Für Regie und Drehbuch ist Paul Feig („Taffe Mädels“, „Brautalarm“) verantwortlich. Wer keine Voice-Over-Erklärungen zu den psychologischen Ursachen für emotionale Eruptionen im Handlungsgeschehen hören möchte oder einfach keine sonstigen Stützen zum Verständnis aus dem Off, kann durchaus ihn verantworltlich machen.

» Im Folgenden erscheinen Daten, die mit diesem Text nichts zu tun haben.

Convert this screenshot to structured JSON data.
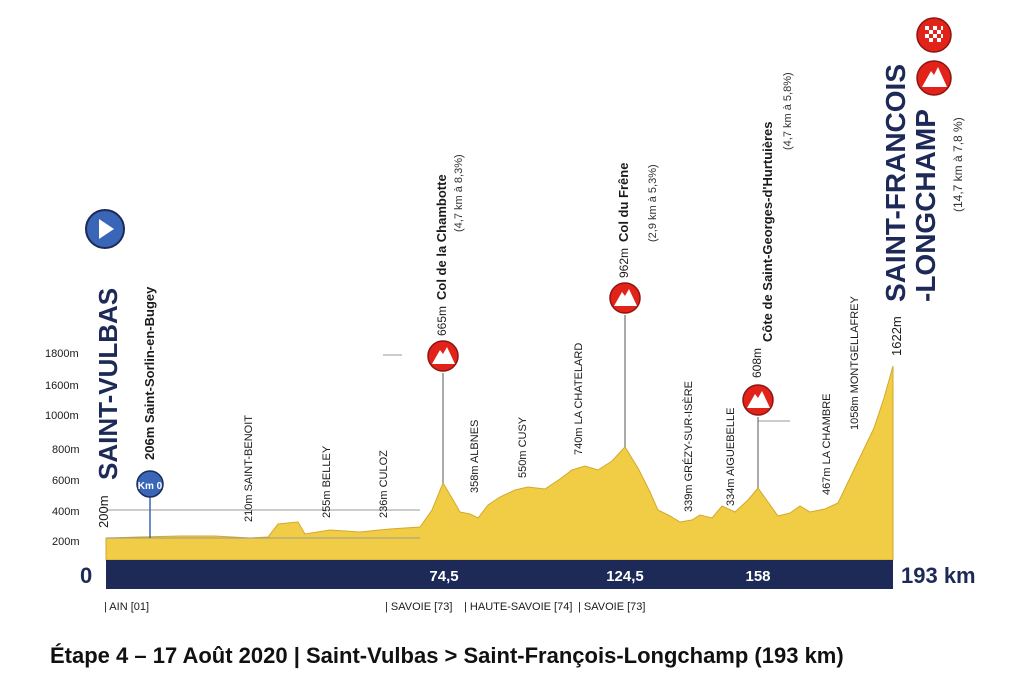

Für die der Handlung untergelegte Wohlfühlmusik steht Dan Romer gerade. „Love Life“ (eine zweite Staffel ist bereits bestellt) erzählt von vielen Belanglosigkeiten im Leben einer jungen Ostküstenfrau auf der Suche nach dem richtigen Beruf und nach dem passenden Mann. Rückblenden in die Kindheit des Scheidungskindes, das sich beim Pendeln zwischen den Elternteilen immer fühlte wie eine von Hotel zu Hotel Reisende, lassen einen oberflächlichen Blick auf einen nicht sonderlich komplizierten Charakter werfen.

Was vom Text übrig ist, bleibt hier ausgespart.